Seven Deadly Sins of CRCs and Checksums

We're wrapping up the final report for an FAA-sponsored study of CRC and Checksum performance for aviation applications, although the results in general apply to all uses of those error detection codes.

As part of our results we came up with an informal list of "Seven Deadly Sins" (bad ideas):
  1. Picking a CRC based on a popularity contest instead of analysis
    • This includes using “standard” polynomials such as IEEE 802.3
  2. Saying that a good checksum is as good as a bad CRC
    • Many “standard” polynomials have poor HD at long lengths
  3. Evaluating with randomly corrupted data instead of BER fault model
    • Any useful error code looks good on random error patterns vs. BER random bit flips
  4. Blindly using polynomial factorization to choose a CRC
    • It works for long dataword special cases, but not beyond that
    • Divisibility by (x+1) doubles undetected fraction on even # bit errors
  5. Failing to protect message length field
    • Results in pointing to data as FCS, giving HD=1
  6. Failing to pick an accurate fault model and apply it
    • “We added a checksum, so ‘all’ errors will be caught” (untrue!)
    • Assuming a particular standard BER without checking the actual system
  7. Ignoring interaction with bit encoding
    • E.g., bit stuffing compromises HD to give HD=2
    • E.g., 8b10b encoding – seems to be OK, but depends on specific CRC polynomial
(I haven't tried to map it onto the more traditional sin list... if someone comes up with a clever mapping I'll post it!)

Thanks to Kevin Driscoll and Brendan Hall at Honeywell for their work as co-investigators.
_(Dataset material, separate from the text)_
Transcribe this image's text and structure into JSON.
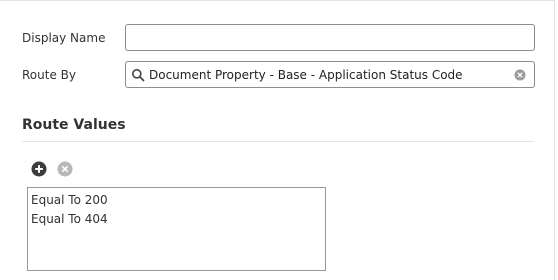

You can read more about the research on my CRC and Checksum Blog.  That blog has more detailed postings, slide sets, and will have the final research report when it is made publicly available.


11 comments:

  1. Hello,

    Length field is a subtle one: if your protocol has a 'command number' at the start and different commands have different lengths, one's effectively the other. Glad I realized this yesterday instead of next week when it'd have been too late...

    Thanks

    James

    ReplyDelete
  2. James -- this is a great point! Glad you found it sooner rather than later.

    Cheers,
    -- Phil

    ReplyDelete
  3. Actually, I've been pondering this today and framing seems to be real trouble...

    For instance Modbus, a single flipped start bit after a packet would shift to half of CRC + FF, the 'idle 3.5 characters' having received an additional character.

    If instead one used a high bit (address etc.) to indicate the first byte of a packet, and the CRC were directly after, two flips would get you checking the CRC at the wrong location as well.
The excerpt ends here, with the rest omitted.